FIG. 6.

Neutralization of BPV1 infection by αL2 36-49 antibody can be competed with a peptide corresponding to residues 36 to 49. (A and B) Pseudovirus-encapsidated DNA of 8fwb encodes the GFP cDNA, and infections were analyzed by FACS. C127 cells were infected with pseudovirions alone (gray bar) (same data in A and B) in the presence of affinity-purified αL2 36-49 antibody (white bar) (same data in A and B) or (A) antibody that was preincubated with BPV1 L2 peptide at residues 36 to 49 in increasing concentrations of 10 nM, 100 nM, and 1 μM (black bars).

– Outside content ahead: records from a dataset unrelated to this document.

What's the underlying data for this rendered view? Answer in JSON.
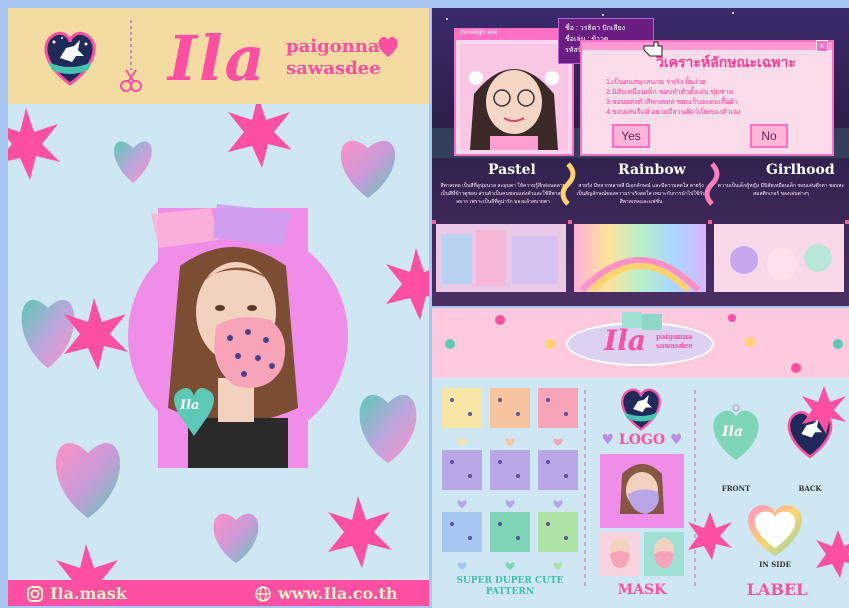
{
  "poster": {
    "brand": "Ila",
    "tagline_line1": "paigonna",
    "tagline_line2": "sawasdee",
    "mask_tag_brand": "Ila",
    "footer_social": "Ila.mask",
    "footer_website": "www.Ila.co.th",
    "colors": {
      "pink": "#ff4fa3",
      "cream": "#f3dba2",
      "sky": "#cfe7f2",
      "violet": "#f08de8"
    }
  },
  "showcase": {
    "window_tag": "moonlight.exe",
    "id_card": {
      "name_line": "ชื่อ : วรธิดา ปักเสียง",
      "nick_line": "ชื่อเล่น : ข้าวตู",
      "id_line": "รหัสนิสิต : 62130010092"
    },
    "dialog": {
      "title": "วิเคราะห์ลักษณะเฉพาะ",
      "items": [
        "1.เป็นคนสนุกสนาน ร่าเริง ยิ้มง่าย",
        "2.นิสัยเหมือนเด็ก ชอบทำตัวตั้งเล่น ซุ่มซ่าม",
        "3.ชอบแต่งตัวสีพาสเทล ชอบเก็บตะดมเสื้อผ้า",
        "4.ชอบเล่นรีมส์ อยากมีสวนสัตว์เป็นของตัวเอง"
      ],
      "yes_label": "Yes",
      "no_label": "No"
    },
    "categories": [
      {
        "title": "Pastel",
        "desc": "สีพาสเทล เป็นสีที่ดูนุ่มนวล ละมุนตา ให้ความรู้สึกผ่อนคลาย เป็นสีที่ข้าวตูชอบ ส่วนตัวเป็นคนชอบแต่งตัวและใช้สีพาสเทลมาก เพราะเป็นสีที่ดูน่ารัก มองแล้วสบายตา"
      },
      {
        "title": "Rainbow",
        "desc": "สายรุ้ง มีหลากหลายสี มีเอกลักษณ์ และมีความสดใส สายรุ้งเป็นสัญลักษณ์ของความร่าเริงสดใส เหมาะกับการนำไปใช้กับสีพาสเทลและแฟชั่น"
      },
      {
        "title": "Girlhood",
        "desc": "ความเป็นเด็กผู้หญิง มีนิสัยเหมือนเด็ก ชอบเล่นตุ๊กตา ชอบสะสมสติกเกอร์ ของเล่นต่างๆ"
      }
    ]
  },
  "brandboard": {
    "brand": "Ila",
    "tagline_line1": "paigonna",
    "tagline_line2": "sawasdee",
    "pattern_label_line1": "SUPER DUPER CUTE",
    "pattern_label_line2": "PATTERN",
    "logo_label": "LOGO",
    "mask_label": "MASK",
    "label_label": "LABEL",
    "label_front": "FRONT",
    "label_back": "BACK",
    "label_inside": "IN SIDE",
    "label_tag_brand": "Ila"
  }
}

An increase in infection signifies a loss of neutralization in the presence of the added peptide. (B) Antibody was preincubated with scrambled BPV1 L2 peptide at residues 36 to 49 in increasing concentrations of 10 nM, 100 nM, and 1 μM (black bars). No increase in infection was observed; thus, scrambled peptide does not interfere with the neutralization by αL2 36-49. Data bars represent the averages of three experiments, and standard deviations are demonstrated by error bars. (C) Focus-forming assay of C127 cells infected with genuine BPV1 virions. Bar 1, number of foci formed from the addition of virions alone; bar 2, foci formed with the addition of αL2 36-49; bar 3, foci formed with antibody and scrambled BPV1 L2 peptide at residues 36 to 49 (no loss of neutralization was observed); bar 4, foci formed with antibody and 10 μM wild-type BPV1 L2 peptide at residues 36 to 49. A complete loss of neutralization was observed. C127 cell foci were visible after staining with methylene blue. Data represent average numbers of foci formed in three plates under the same conditions. Standard deviations are shown by error bars.